Paper 2024/1953

Truncation Untangled: Scaling Fixed-Point Arithmetic for Privacy-Preserving Machine Learning to Large Models and Datasets

Abstract

Fixed Point Arithmetic (FPA) is widely used in Privacy-Preserving Machine Learning (PPML) to efficiently handle decimal values. However, repeated multiplications in FPA can lead to overflow, as the fractional part doubles in size with each multiplication. To address this, truncation is applied post-multiplication to maintain precision. Various truncation schemes based on Secure Multiparty Computation (MPC) exist, but trade-offs between accuracy and efficiency in PPML models and datasets remain underexplored. In this work, we analyze and consolidate different truncation approaches from the MPC literature, focusing on their slack sizes---extra bits required per secret share to ensure correctness. We present improved constructions for these truncation methods in state-of-the-art three-party semi-honest (3PC) and four-party malicious (4PC) settings, achieving up to a threefold reduction in communication and round complexity over existing schemes.

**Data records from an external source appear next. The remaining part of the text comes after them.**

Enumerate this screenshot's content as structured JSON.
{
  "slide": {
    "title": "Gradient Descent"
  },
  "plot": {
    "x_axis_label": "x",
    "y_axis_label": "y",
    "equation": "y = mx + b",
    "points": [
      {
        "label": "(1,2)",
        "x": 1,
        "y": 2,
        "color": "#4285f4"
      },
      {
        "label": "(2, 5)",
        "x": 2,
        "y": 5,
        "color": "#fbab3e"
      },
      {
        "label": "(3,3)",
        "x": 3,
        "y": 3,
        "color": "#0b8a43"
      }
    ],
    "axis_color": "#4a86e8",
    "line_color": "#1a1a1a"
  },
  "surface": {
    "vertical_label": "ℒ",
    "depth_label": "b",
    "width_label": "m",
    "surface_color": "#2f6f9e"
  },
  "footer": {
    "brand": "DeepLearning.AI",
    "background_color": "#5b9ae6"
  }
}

Additionally, we introduce optimizations tailored for PPML, such as strategically fusing different neural network layers. This leads to a mixed-truncation scheme that balances truncation costs with accuracy, eliminating communication overhead in the online phase while maintaining the accuracy of plaintext floating-point PyTorch inference for VGG-16 on the ImageNet dataset. We conduct the first large-scale systematic evaluation of PPML inference accuracy across truncation schemes, ring sizes, neural network architectures, and datasets. Our study provides clear guidelines for selecting the optimal truncation scheme for PPML inference. All evaluations are implemented in the open-source HPMPC MPC framework, facilitating future research and adoption.